Annoncée le 12 mai dernier pour une période temporaire, la fermeture des « épiceries de nuits » dans le quartier de la gare de Clermont est prolongée jusqu’au 30 septembre 2025, tous les jours de la semaine, de 22h00 à 06h00 du matin. Un nouvel arrêté préfectoral signé par le préfet du Puy-de-Dôme entre en vigueur ce mardi 1er juillet. En complément et sur la même période, le maire de Clermont prolonge également l’interdiction de la vente à emporter de boissons alcooliques, entre 20h et 8h00, sur ce même secteur.
Destinées à la lutte contre le narco trafic et au retour à l’apaisement du quartier gare, ces mesures s’appliquent sur toute l’avenue Charras, sur toute la rue Albert et Elisabeth, ainsi que rue d’Aigueperse, rue de Riom, avenue d’Italie et rue de Maringues sur les portions situées entre l’avenue de Charras et la rue Albert et Elisabeth.

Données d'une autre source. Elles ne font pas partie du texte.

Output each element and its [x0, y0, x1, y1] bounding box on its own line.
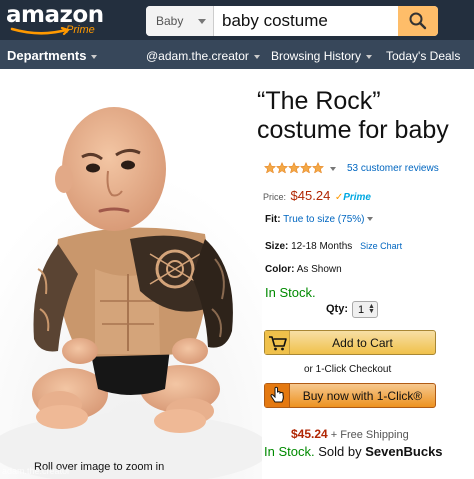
- rating-stars[interactable]: [264, 162, 324, 174]
- shipping-row: $45.24 + Free Shipping: [291, 427, 409, 441]
- product-title: “The Rock” costume for baby: [257, 87, 449, 144]
- seller-row: In Stock. Sold by SevenBucks: [264, 444, 443, 459]
- search-button[interactable]: [398, 6, 438, 36]
- hand-pointer-icon: [265, 384, 290, 407]
- color-value: As Shown: [296, 264, 342, 275]
- chevron-down-icon: [253, 54, 260, 59]
- nav-departments-label: Departments: [7, 48, 87, 63]
- fit-label: Fit:: [265, 214, 281, 225]
- star-icon: [264, 162, 277, 174]
- nav-departments[interactable]: Departments: [7, 48, 98, 63]
- search-bar: Baby: [146, 6, 438, 36]
- star-icon: [311, 162, 324, 174]
- nav-browsing-history[interactable]: Browsing History: [271, 49, 373, 63]
- sold-by-label: Sold by: [318, 444, 362, 459]
- price-value: $45.24: [290, 188, 331, 203]
- search-scope-label: Baby: [156, 14, 184, 28]
- nav-deals-label: Today's Deals: [386, 49, 461, 63]
- logo-prime-label: Prime: [66, 24, 95, 36]
- shipping-price: $45.24: [291, 427, 328, 441]
- check-icon: ✓: [334, 192, 344, 203]
- add-to-cart-label: Add to Cart: [332, 336, 393, 350]
- search-input[interactable]: [216, 6, 396, 36]
- prime-badge: ✓Prime: [335, 192, 371, 203]
- nav-todays-deals[interactable]: Today's Deals: [386, 49, 460, 63]
- chevron-down-icon: [91, 54, 98, 59]
- nav-history-label: Browsing History: [271, 49, 362, 63]
- add-to-cart-button[interactable]: Add to Cart: [264, 330, 436, 355]
- updown-arrows-icon: ▲ ▼: [368, 303, 375, 315]
- prime-label: Prime: [343, 192, 371, 203]
- size-label: Size:: [265, 241, 289, 252]
- nav-account-label: @adam.the.creator: [146, 49, 249, 63]
- customer-reviews-link[interactable]: 53 customer reviews: [347, 163, 439, 174]
- chevron-down-icon: [366, 54, 373, 59]
- product-image[interactable]: [0, 69, 270, 479]
- price-label: Price:: [263, 192, 287, 202]
- buy-now-label: Buy now with 1-Click®: [302, 389, 423, 403]
- baby-costume-photo: [0, 69, 270, 479]
- top-header: amazon Prime Baby: [0, 0, 474, 40]
- image-watermark: adam.the.creator: [2, 466, 71, 476]
- buy-now-button[interactable]: Buy now with 1-Click®: [264, 383, 436, 408]
- amazon-logo[interactable]: amazon Prime: [6, 2, 104, 38]
- smile-arrow-icon: [10, 27, 71, 36]
- chevron-down-icon: [198, 19, 206, 24]
- star-icon: [299, 162, 313, 174]
- free-shipping-text: + Free Shipping: [330, 429, 409, 441]
- size-row: Size: 12-18 Months Size Chart: [265, 241, 402, 252]
- qty-value: 1: [358, 304, 365, 316]
- chevron-down-icon[interactable]: [367, 217, 374, 222]
- cart-icon: [265, 331, 290, 354]
- star-icon: [275, 162, 289, 174]
- star-icon: [287, 162, 301, 174]
- seller-name[interactable]: SevenBucks: [365, 444, 442, 459]
- price-row: Price: $45.24 ✓Prime: [263, 188, 371, 203]
- color-row: Color: As Shown: [265, 264, 342, 275]
- qty-label: Qty:: [326, 303, 348, 315]
- one-click-note: or 1-Click Checkout: [304, 364, 392, 375]
- size-value: 12-18 Months: [291, 241, 353, 252]
- nav-bar: Departments @adam.the.creator Browsing H…: [0, 40, 474, 69]
- color-label: Color:: [265, 264, 295, 275]
- fit-row: Fit: True to size (75%): [265, 214, 374, 225]
- seller-stock-status: In Stock.: [264, 444, 315, 459]
- fit-value-link[interactable]: True to size (75%): [283, 214, 364, 225]
- size-chart-link[interactable]: Size Chart: [360, 241, 402, 251]
- search-scope-dropdown[interactable]: Baby: [146, 6, 214, 36]
- search-icon: [409, 12, 427, 30]
- stock-status: In Stock.: [265, 285, 316, 300]
- chevron-down-icon[interactable]: [330, 167, 336, 171]
- nav-account[interactable]: @adam.the.creator: [146, 49, 260, 63]
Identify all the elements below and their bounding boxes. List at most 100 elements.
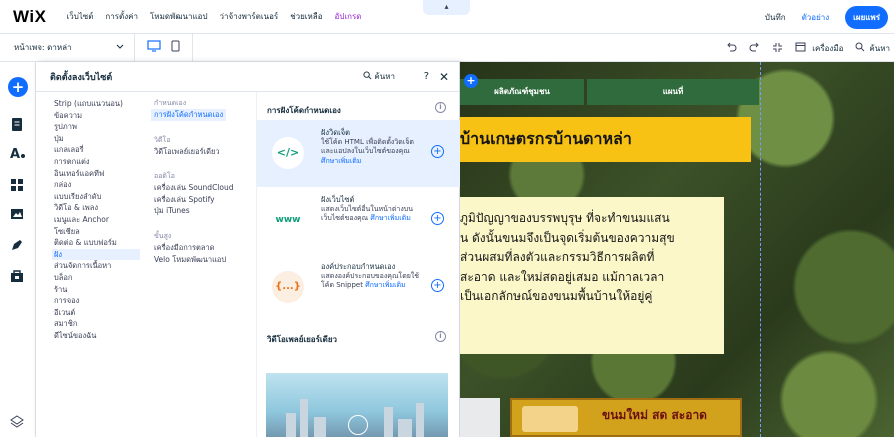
panel-title: ติดตั้งลงเว็บไซต์ — [50, 72, 113, 83]
info-icon[interactable]: i — [435, 102, 446, 113]
video-player-thumbnail[interactable] — [266, 373, 448, 437]
collapse-toolbar-tab[interactable]: ▴ — [423, 0, 470, 15]
nav-item-map[interactable]: แผนที่ — [587, 79, 759, 105]
pen-icon[interactable] — [10, 238, 26, 254]
tools-button[interactable]: เครื่องมือ — [812, 42, 843, 55]
learn-more-link[interactable]: ศึกษาเพิ่มเติม — [365, 281, 405, 289]
menu-settings[interactable]: การตั้งค่า — [105, 10, 138, 23]
add-elements-button[interactable]: + — [8, 77, 28, 97]
www-icon: www — [272, 204, 304, 236]
category-item[interactable]: ติดต่อ & แบบฟอร์ม — [54, 237, 140, 249]
learn-more-link[interactable]: ศึกษาเพิ่มเติม — [321, 157, 361, 165]
menu-upgrade[interactable]: อัปเกรด — [335, 10, 362, 23]
about-text-box[interactable]: ภูมิปัญญาของบรรพบุรุษ ที่จะทำขนมแสน น ดั… — [460, 197, 724, 354]
menu-hire-partner[interactable]: ว่าจ้างพาร์ตเนอร์ — [220, 10, 279, 23]
redo-icon[interactable] — [749, 42, 760, 54]
category-item[interactable]: แกลเลอรี่ — [54, 144, 140, 156]
subcategory-item[interactable]: เครื่องเล่น SoundCloud — [154, 182, 244, 194]
add-icon[interactable]: + — [431, 145, 444, 158]
add-icon[interactable]: + — [431, 212, 444, 225]
undo-icon[interactable] — [726, 42, 737, 54]
about-text: ภูมิปัญญาของบรรพบุรุษ ที่จะทำขนมแสน น ดั… — [460, 209, 724, 307]
menu-site[interactable]: เว็บไซต์ — [66, 10, 93, 23]
category-item[interactable]: ข้อความ — [54, 110, 140, 122]
business-icon[interactable] — [10, 269, 26, 285]
snack-image — [522, 406, 578, 432]
category-item[interactable]: วิดีโอ & เพลง — [54, 202, 140, 214]
card-title: ฝังวิดเจ็ต — [321, 128, 350, 137]
zoom-out-icon[interactable] — [772, 42, 783, 55]
add-section-icon[interactable]: + — [464, 74, 478, 88]
page-selector[interactable]: หน้าเพจ: ดาหล่า — [14, 41, 124, 54]
embed-widget-card[interactable]: </> ฝังวิดเจ็ต ใช้โค้ด HTML เพื่อติดตั้ง… — [257, 120, 460, 187]
top-bar: WiX เว็บไซต์ การตั้งค่า โหมดพัฒนาแอป ว่า… — [0, 0, 894, 34]
category-item[interactable]: การตกแต่ง — [54, 156, 140, 168]
text-line: เป็นเอกลักษณ์ของขนมพื้นบ้านให้อยู่คู่ — [460, 289, 653, 303]
category-item[interactable]: บล็อก — [54, 272, 140, 284]
learn-more-link[interactable]: ศึกษาเพิ่มเติม — [370, 214, 410, 222]
media-icon[interactable] — [10, 208, 26, 224]
publish-button[interactable]: เผยแพร่ — [845, 5, 888, 29]
subcategory-item[interactable]: เครื่องมือการตลาด — [154, 242, 244, 254]
close-button[interactable]: ✕ — [439, 70, 449, 84]
category-list: Strip (แถบแนวนอน) ข้อความ รูปภาพ ปุ่ม แกลเลอ… — [52, 98, 140, 342]
subcategory-item[interactable]: เครื่องเล่น Spotify — [154, 194, 244, 206]
section-title: การฝังโค้ดกำหนดเอง i — [257, 92, 460, 120]
category-item[interactable]: การจอง — [54, 295, 140, 307]
promo-banner[interactable]: ขนมใหม่ สด สะอาด — [510, 398, 742, 437]
category-item[interactable]: ฝัง — [52, 248, 140, 261]
category-item[interactable]: ส่วนจัดการเนื้อหา — [54, 260, 140, 272]
device-switcher — [147, 40, 190, 55]
category-item[interactable]: Strip (แถบแนวนอน) — [54, 98, 140, 110]
title-banner[interactable]: บ้านเกษตรกรบ้านดาหล่า — [460, 117, 751, 162]
custom-element-card[interactable]: {...} องค์ประกอบกำหนดเอง แสดงองค์ประกอบข… — [257, 254, 460, 321]
preview-button[interactable]: ตัวอย่าง — [802, 11, 830, 24]
card-title: องค์ประกอบกำหนดเอง — [321, 262, 396, 271]
desktop-icon[interactable] — [147, 40, 161, 55]
save-button[interactable]: บันทึก — [765, 11, 786, 24]
embed-site-card[interactable]: www ฝังเว็บไซต์ แสดงเว็บไซต์อื่นในหน้าต่… — [257, 187, 460, 254]
category-item[interactable]: แบบเรียงลำดับ — [54, 191, 140, 203]
search-button[interactable]: ค้นหา — [869, 42, 890, 55]
site-canvas[interactable]: ผลิตภัณฑ์ชุมชน แผนที่ + บ้านเกษตรกรบ้านด… — [460, 62, 894, 437]
layers-icon[interactable] — [10, 415, 26, 431]
text-line: ภูมิปัญญาของบรรพบุรุษ ที่จะทำขนมแสน — [460, 211, 670, 225]
subcategory-item[interactable]: การฝังโค้ดกำหนดเอง — [151, 109, 227, 121]
category-item[interactable]: ดีไซน์ของฉัน — [54, 330, 140, 342]
pages-icon[interactable] — [10, 117, 26, 133]
nav-item-community-products[interactable]: ผลิตภัณฑ์ชุมชน — [460, 79, 584, 105]
theme-manager-icon[interactable]: A — [10, 146, 26, 162]
category-item[interactable]: สมาชิก — [54, 318, 140, 330]
image-strip[interactable] — [460, 398, 500, 437]
add-icon[interactable]: + — [431, 279, 444, 292]
subcategory-item[interactable]: ปุ่ม iTunes — [154, 205, 244, 217]
category-item[interactable]: โซเชียล — [54, 226, 140, 238]
panel-search[interactable]: ค้นหา — [363, 70, 395, 83]
menu-dev-mode[interactable]: โหมดพัฒนาแอป — [150, 10, 208, 23]
info-icon[interactable]: i — [435, 331, 446, 342]
category-item[interactable]: รูปภาพ — [54, 121, 140, 133]
help-button[interactable]: ? — [424, 71, 429, 82]
tools-icon[interactable] — [795, 42, 806, 54]
category-item[interactable]: อินเทอร์แอคทีฟ — [54, 168, 140, 180]
svg-text:A: A — [10, 147, 20, 160]
divider — [192, 33, 193, 62]
top-right-actions: บันทึก ตัวอย่าง เผยแพร่ — [765, 0, 894, 34]
subcategory-item[interactable]: Velo โหมดพัฒนาแอป — [154, 254, 244, 266]
category-item[interactable]: เมนูและ Anchor — [54, 214, 140, 226]
add-apps-icon[interactable] — [10, 178, 26, 194]
mobile-icon[interactable] — [171, 40, 180, 55]
menu-help[interactable]: ช่วยเหลือ — [290, 10, 322, 23]
strip-guide — [760, 62, 894, 437]
wix-logo[interactable]: WiX — [13, 7, 46, 27]
custom-element-icon: {...} — [272, 271, 304, 303]
category-item[interactable]: กล่อง — [54, 179, 140, 191]
category-item[interactable]: ร้าน — [54, 284, 140, 296]
top-menu: เว็บไซต์ การตั้งค่า โหมดพัฒนาแอป ว่าจ้าง… — [66, 10, 373, 23]
panel-header: ติดตั้งลงเว็บไซต์ ค้นหา ? ✕ — [36, 62, 459, 92]
category-item[interactable]: ปุ่ม — [54, 133, 140, 145]
search-icon[interactable] — [855, 42, 865, 54]
subcategory-list: กำหนดเอง การฝังโค้ดกำหนดเอง วิดีโอ วิดีโ… — [151, 98, 244, 266]
subcategory-item[interactable]: วิดีโอเพลย์เยอร์เดียว — [154, 146, 244, 158]
category-item[interactable]: อีเวนต์ — [54, 307, 140, 319]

Les premiers résultats de la mobilisation dans le quartier Charras
« Le quartier gare fait partie des neufs points chauds identifiés dans le département du Puy-de-Dôme. Le narco trafic s’appuie souvent sur des bases arrières » explique le préfet du département « Je suis prudent dans mon propos, mais pour dire les choses clairement, j’ai pris des mesures de police administrative très fermes en ce qui concerne les épiceries de nuit qui provoquaient des nuisances. On va poursuivre tout l’été. Les épiceries qui n’ont pas compris et qui ont contourné mon arrêtés, je les ai fermées pendant 6 mois. Depuis le début de l’année, il y a plus 35% de présence policière. Nous sommes avec la Police Nationale et avec le concours des Unités de Forces Mobiles que le ministre et la préfète de région mettent à disposition. Cela permet d’avoir, depuis le début de l’année plus 65% de constatation d’infractions, essentiellement liées aux stupéfiants. Nous avons une action très forte en matière de répression vis à vis des consommateurs parce que c’est ce qui enkyste ce quartier gare et, toujours depuis le début d’année, plus de 300% d’amendes forfaitaires requises contre les consommateurs » précise-t-il. Par ailleurs le préfet a demandé aux services qui gèrent la maraude sociale de renforcer leurs actions pour gérer la présence des SDF de droit commun qui selon lui « zonent et créent un sentiment d’insécurité ».